閑話 円卓

 バネロたちは円卓の部屋に残っていた。


「本当に、いいのか?」

「決議後に言うのはどうかと思うよ、

チップ。」


 心配そうなチップ。

それをたしなめるトリス。


「口から出任せじゃない。

計算もされた案だったように思えるね。

あそこまで考えられる人間が今何人いる?」


 トリスは解放軍で認知能力が低い壁の外の住人と関わることが多い。

彼女たちはいわば、

かんしゃく持ちの子どもだ。

 あの男の言う通り、

彼女たちは損得より感情を優先する。

おかげでどんなに計画の佳境に差し掛かっていたとしても、

カッとなって台無しにしてしまう。

下手をすれば、

損得の計算すらできない者までいる。


 それすら計算にいれている恐ろしさ。


 チップは国の医療と保健に関する部門の長だ。

裏では男の保護施設の管理もしている。

なので、

保護施設にいる男の教育と実情をその目で見ている。


「あんなのが男な訳がない。

アレは、悪魔だ!」

「彼の談だが、

認知能力に男女差はないと言うぞ。

単純に教育の差だと。

 どんな記憶が埋め込まれたら、

ああなるんだろうな。

その辺りを詳しく知りたい。」


 バネロは舌なめずりしそうな顔で笑う。

バネロは最古参と言うこともあり、

軍部と交通機関の部門の長だ。


「それはそうと、

アレをうちであずかるんですか?」


 時間がないと言った女性が自信なさげに言う。

彼女はレオ。

製造、食料に関する部門の長だ。

彼女は続ける。


「ロボットを作る要求、でしたね。

理由をつけて後回しにしますか?」

「むしろ、先にやらせても良いんじゃないか?

どんなロボットを作るか見たい。

 搾精のロボットと言うことだが、

我々を脅せるほどの兵器を作るのかも知れん。」

「バネロ様、脅かさないでください。

それは冗談でも危険すぎます。」


 レオはおどおどと狼狽えはするものの、

しっかり物は言う。


「私も危険なものにおもえました。

アレを監禁しているホテルを襲って拘束しますか?

今なら二十分もあれば完了します。」

「そんなに急くな、リンキー。

今逃げられても困る。

また軍部のロボット兵が減ってしまうぞ。」


 バネロにたしなめられたリンキーは、

経済と気象、

特に『オメガ』の動向を監視する部門の長だ。


「私としてはあの遺伝子をたどって、

近い者の認知能力を計りたいですね。

 もし、アレ血縁者も優秀なら、

是非DNAサンプルを保存しておきたい。」


 腕を組み、そう言う女性の名はライト。

彼女はライフラインを管理している部門の長だ。

彼女自身は開発に携わりたかったと言う程、

化学に傾倒している。


「彼の案がなければ、

私は壁の外の住人を男と同じように保護施設に入れて管理する案を提案するつもりだった。

それよりあれの方が良い案だ。

 あの頭脳はもう少し利用できる。

処理は後でも良い。

ただ、監視は続けろ。

何かあったら頭は守れ。

記憶データが欲しいしな。
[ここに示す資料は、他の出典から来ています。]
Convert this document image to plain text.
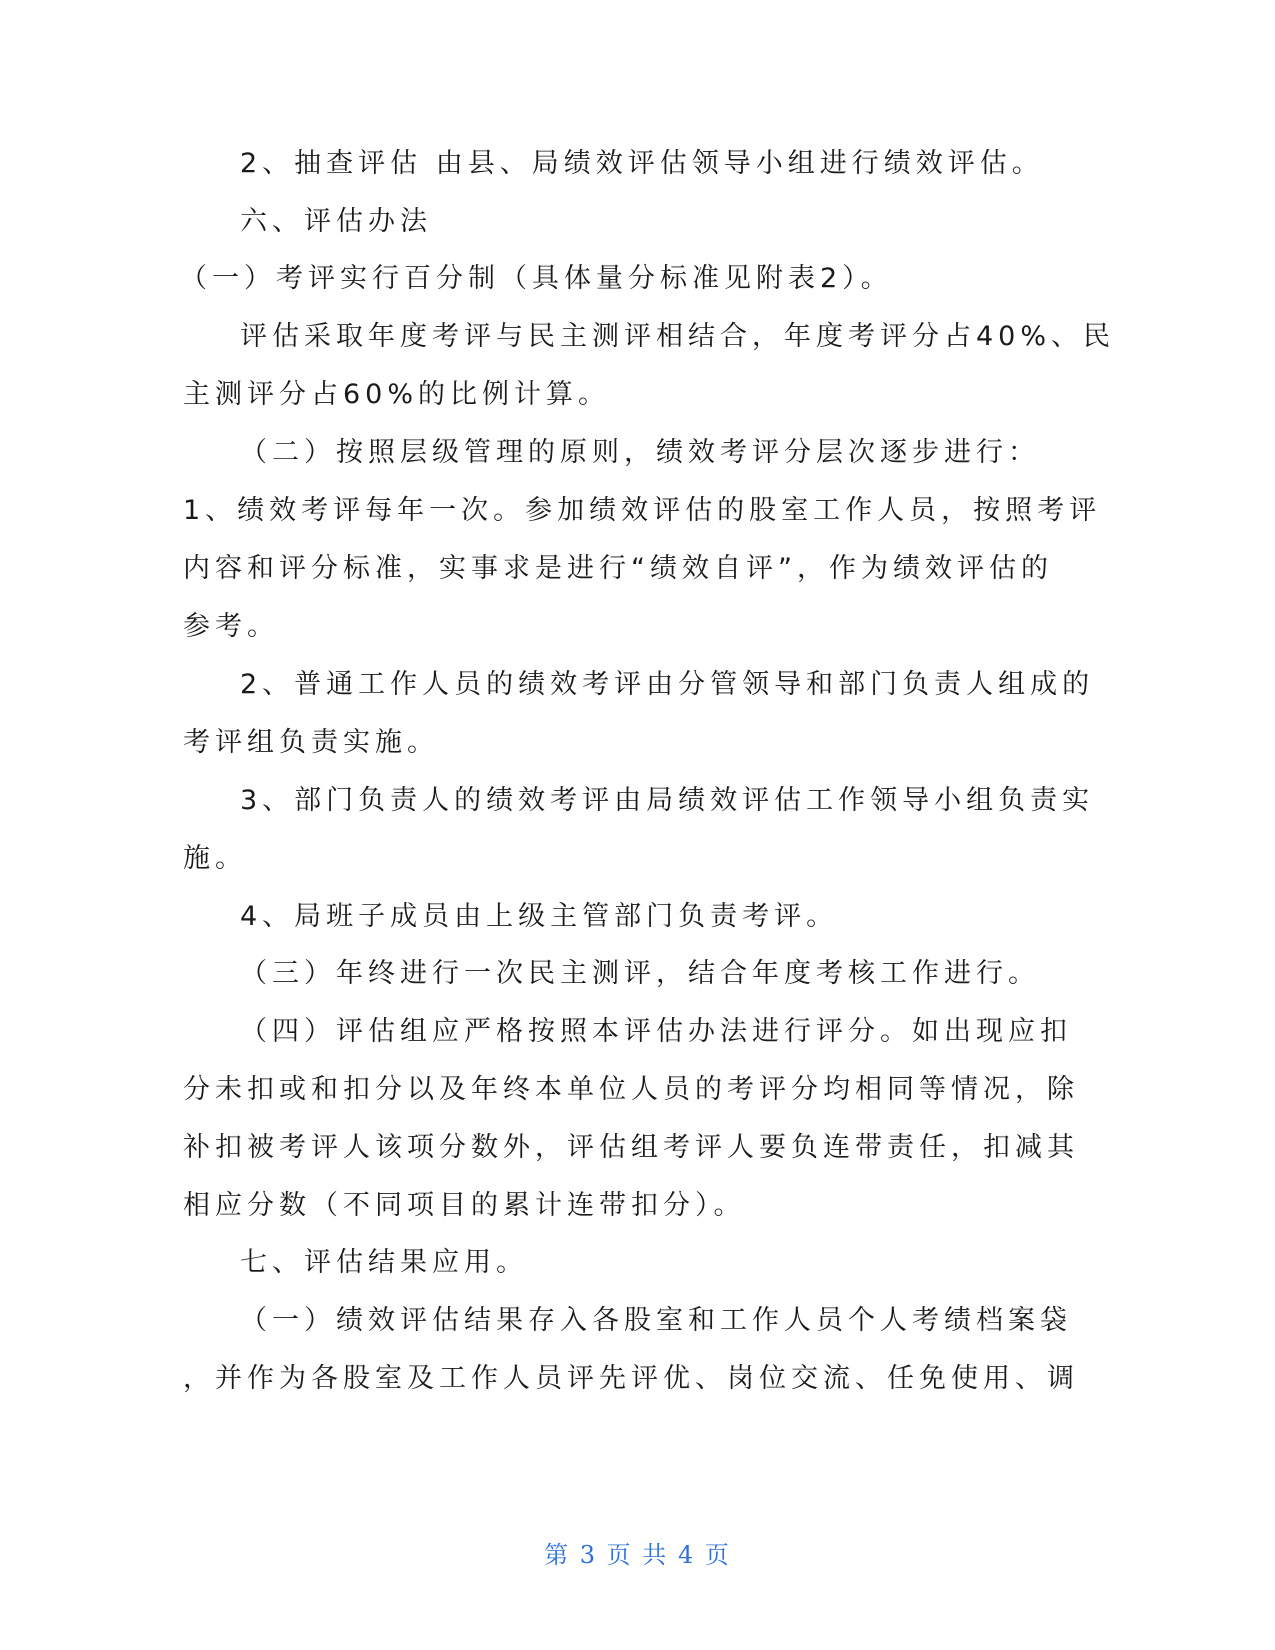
2、抽查评估 由县、局绩效评估领导小组进行绩效评估。
六、评估办法
（一）考评实行百分制（具体量分标准见附表2）。
评估采取年度考评与民主测评相结合，年度考评分占40%、民
主测评分占60%的比例计算。
（二）按照层级管理的原则，绩效考评分层次逐步进行：
1、绩效考评每年一次。参加绩效评估的股室工作人员，按照考评
内容和评分标准，实事求是进行“绩效自评”，作为绩效评估的
参考。
2、普通工作人员的绩效考评由分管领导和部门负责人组成的
考评组负责实施。
3、部门负责人的绩效考评由局绩效评估工作领导小组负责实
施。
4、局班子成员由上级主管部门负责考评。
（三）年终进行一次民主测评，结合年度考核工作进行。
（四）评估组应严格按照本评估办法进行评分。如出现应扣
分未扣或和扣分以及年终本单位人员的考评分均相同等情况，除
补扣被考评人该项分数外，评估组考评人要负连带责任，扣减其
相应分数（不同项目的累计连带扣分）。
七、评估结果应用。
（一）绩效评估结果存入各股室和工作人员个人考绩档案袋
，并作为各股室及工作人员评先评优、岗位交流、任免使用、调
第 3 页 共 4 页
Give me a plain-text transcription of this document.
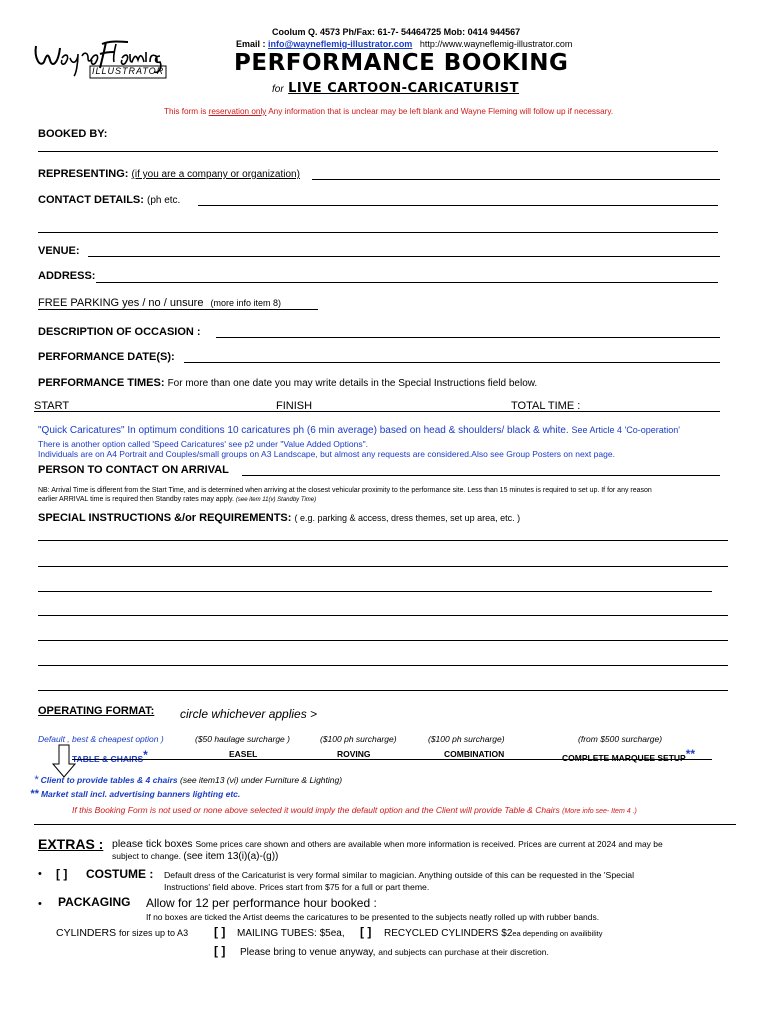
Coolum Q. 4573 Ph/Fax: 61-7- 54464725 Mob: 0414 944567
Email : info@wayneflemig-illustrator.com http://www.wayneflemig-illustrator.com
ILLUSTRATOR	PERFORMANCE BOOKING
for LIVE CARTOON-CARICATURIST
This form is reservation only Any information that is unclear may be left blank and Wayne Fleming will follow up if necessary.
BOOKED BY:
REPRESENTING: (if you are a company or organization)
CONTACT DETAILS: (ph etc.
VENUE:
ADDRESS:
FREE PARKING yes / no / unsure (more info item 8)
DESCRIPTION OF OCCASION :
PERFORMANCE DATE(S):
PERFORMANCE TIMES: For more than one date you may write details in the Special Instructions field below.
START	FINISH	TOTAL TIME :
"Quick Caricatures" In optimum conditions 10 caricatures ph (6 min average) based on head & shoulders/ black & white. See Article 4 'Co-operation'
There is another option called 'Speed Caricatures' see p2 under "Value Added Options".
Individuals are on A4 Portrait and Couples/small groups on A3 Landscape, but almost any requests are considered.Also see Group Posters on next page.
PERSON TO CONTACT ON ARRIVAL
NB: Arrival Time is different from the Start Time, and is determined when arriving at the closest vehicular proximity to the performance site. Less than 15 minutes is required to set up. If for any reason
earlier ARRIVAL time is required then Standby rates may apply. (see item 11(v) Standby Time)
SPECIAL INSTRUCTIONS &/or REQUIREMENTS: ( e.g. parking & access, dress themes, set up area, etc. )
OPERATING FORMAT: circle whichever applies >
Default , best & cheapest option )	($50 haulage surcharge )	($100 ph surcharge)	($100 ph surcharge)	(from $500 surcharge)
TABLE & CHAIRS*	EASEL	ROVING	COMBINATION	COMPLETE MARQUEE SETUP**
* Client to provide tables & 4 chairs (see item13 (vi) under Furniture & Lighting)
** Market stall incl. advertising banners lighting etc.
If this Booking Form is not used or none above selected it would imply the default option and the Client will provide Table & Chairs (More info see- Item 4 .)
EXTRAS : please tick boxes Some prices care shown and others are available when more information is received. Prices are current at 2024 and may be
subject to change. (see item 13(i)(a)-(g))
• [ ] COSTUME : Default dress of the Caricaturist is very formal similar to magician. Anything outside of this can be requested in the 'Special
Instructions' field above. Prices start from $75 for a full or part theme.
• PACKAGING Allow for 12 per performance hour booked :
If no boxes are ticked the Artist deems the caricatures to be presented to the subjects neatly rolled up with rubber bands.
CYLINDERS for sizes up to A3 [ ] MAILING TUBES: $5ea, [ ] RECYCLED CYLINDERS $2ea depending on availibility
[ ] Please bring to venue anyway, and subjects can purchase at their discretion.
」


 バネロはそう言いながら席を立った。


「今日は解散だ。

明日から皆、

寝る間も惜しんで働いて貰うぞ。

 まったく、

身体を改造して無理矢理に長生きした甲斐があった。

今日ほど笑ったのはいつぶりだろうか。」


 この国の平均寿命は、約三十八歳。

七十二歳のバネロの身体改造は大部分に及ぶ。

彼女自身が無理矢理と言うほど、

無茶な施術も多数していた。

 彼女自身が正常な遺伝子を持った少ない人材だからだ。

遺伝子的多様性を少しでも保つため、

正常な遺伝子を持った女性には長くたくさん出産してもらう必要がある。

 彼女は自分から進んで、

少しでも良くなれば、と言い。

卵子を数十個提供し、

自身でも八人の子どもを産んでいる。

 閉経後もこうして国政に力を注ぎ、

世界の危機を救うため人生を賭してきた人物だ。


「もう絶望を眺め続けるのはうんざりなんだ。

この希望に私は余生も後生も賭けたい。」


 バネロはそう呟いて部屋を出た。